This weekly column offers a digest of the latest pieces from the Chinese blogosphere published on our website and most recently completed translations of new Chinese writing.
New texts published
Public intellectual, or Private thinker – Lan Ran
Remembering Umberto Eco’s visit to China, this piece offers a meditation on the potential role of novelists as public intellectuals – how such figures existed during the Republican period, but are now failing in contemporary China’s literary scene.
Dead money, live money – Xin Lijian
Where should the money go? In this discussion informed by historical precedent, Xin Lijian argues for a redistribution of national wealth, in favour of entrepreneurs, or ‘hens’ – who generate more for the community – and away from public servants or ‘cocks’, who simply monitor and control. Only then would be wealth of China become ‘alive’, and china prosper.
‘I was here’: reflections on travel – Wei Zhou
Why do Chinese people feel an impulse to leave inscriptions at places they visit? This pieces offers historical insights into the development of tourism in China, from old times to the modern period, and the multiple ways in which Chinese travellers like to memorialise their journey to places of cultural significance.
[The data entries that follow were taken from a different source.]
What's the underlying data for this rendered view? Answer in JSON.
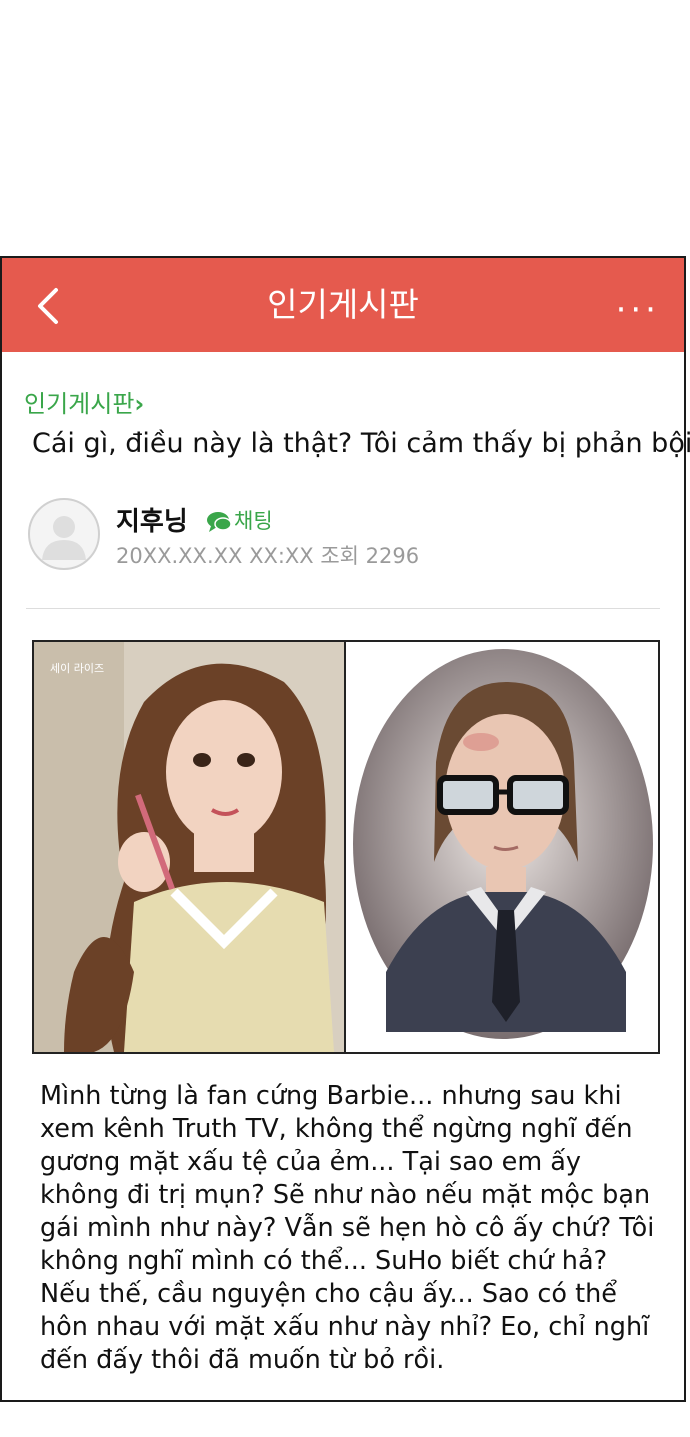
{
  "header": {
    "title": "인기게시판",
    "back_icon": "chevron-left-icon",
    "more_label": "···"
  },
  "breadcrumb": {
    "label": "인기게시판",
    "chevron": "›"
  },
  "post": {
    "title": "Cái gì, điều này là thật? Tôi cảm thấy bị phản bội",
    "author": "지후닝",
    "chat_label": "채팅",
    "meta": "20XX.XX.XX  XX:XX  조회 2296",
    "watermark": "세이 라이즈",
    "body": "Mình từng là fan cứng Barbie... nhưng sau khi xem kênh Truth TV, không thể ngừng nghĩ đến gương mặt xấu tệ của ẻm... Tại sao em ấy không đi trị mụn? Sẽ như nào nếu mặt mộc bạn gái mình như này? Vẫn sẽ hẹn hò cô ấy chứ? Tôi không nghĩ mình có thể... SuHo biết chứ hả? Nếu thế, cầu nguyện cho cậu ấy... Sao có thể hôn nhau với mặt xấu như này nhỉ? Eo, chỉ nghĩ đến đấy thôi đã muốn từ bỏ rồi."
  },
  "colors": {
    "header_bg": "#e55a4e",
    "accent_green": "#3aa64a",
    "meta_gray": "#9a9a9a"
  }
}
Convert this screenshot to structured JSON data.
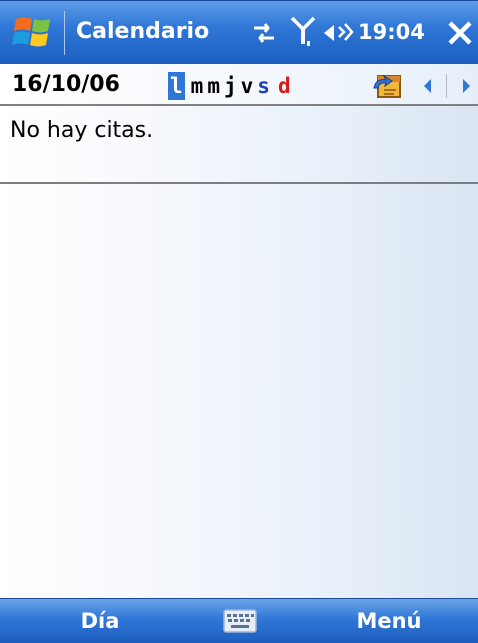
{
  "title_bar": {
    "start_icon": "windows-flag-icon",
    "title": "Calendario",
    "status_icons": [
      "connectivity-icon",
      "signal-icon",
      "speaker-icon"
    ],
    "clock": "19:04",
    "close_icon": "close-icon"
  },
  "header": {
    "date": "16/10/06",
    "weekdays": [
      "l",
      "m",
      "m",
      "j",
      "v",
      "s",
      "d"
    ],
    "selected_weekday_index": 0,
    "colors": {
      "selected_bg": "#2f76d6",
      "saturday": "#1b3fb8",
      "sunday": "#d81a1a"
    },
    "today_icon": "go-to-today-icon",
    "prev_icon": "left-arrow-icon",
    "next_icon": "right-arrow-icon"
  },
  "content": {
    "message": "No hay citas."
  },
  "softkeys": {
    "left": "Día",
    "center_icon": "keyboard-icon",
    "right": "Menú"
  }
}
Odd expressions of individual rights – Chen Xingzhi
No traveller to China can ignore the odd phenomenon of massive square dancing on public places. Chen Xingzhi explores the psychological and sociological motivations for this new phenomenon: an aging population, a lack of public space – but also, the expression of individual rights in a changing society.
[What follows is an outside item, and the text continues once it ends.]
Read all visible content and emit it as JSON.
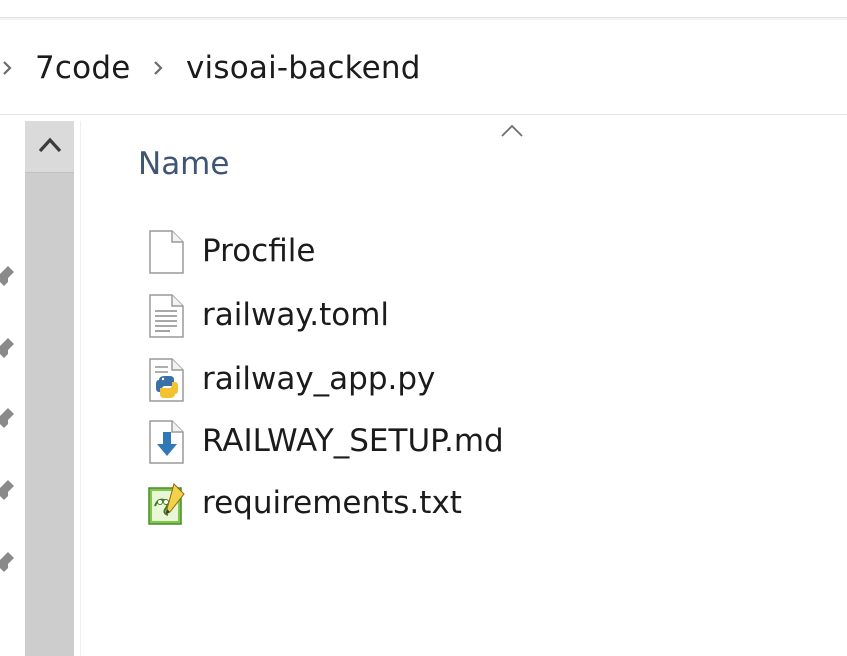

Passion is the most important thing in our lives – Li Yinghe
Sociologist Li Yinhe specializes in gender study – but on her blog, she sometimes publishes more personal reflections, like this one, on passion and its role in our psychology. A great mind celebrating the irruption of irrational emotions.
In this speech on ‘Media Power, media pluralism and media governance’, delivered at a forum on internet public communication, cultural analyst and leading journalist Zhang Tianpan reflects on the decline of opinion pieces in China – particularly those advocating for ‘enlignment values’, and proposes a way ahead: increased involvement of opinion writers in civil society, and influence on events themselves.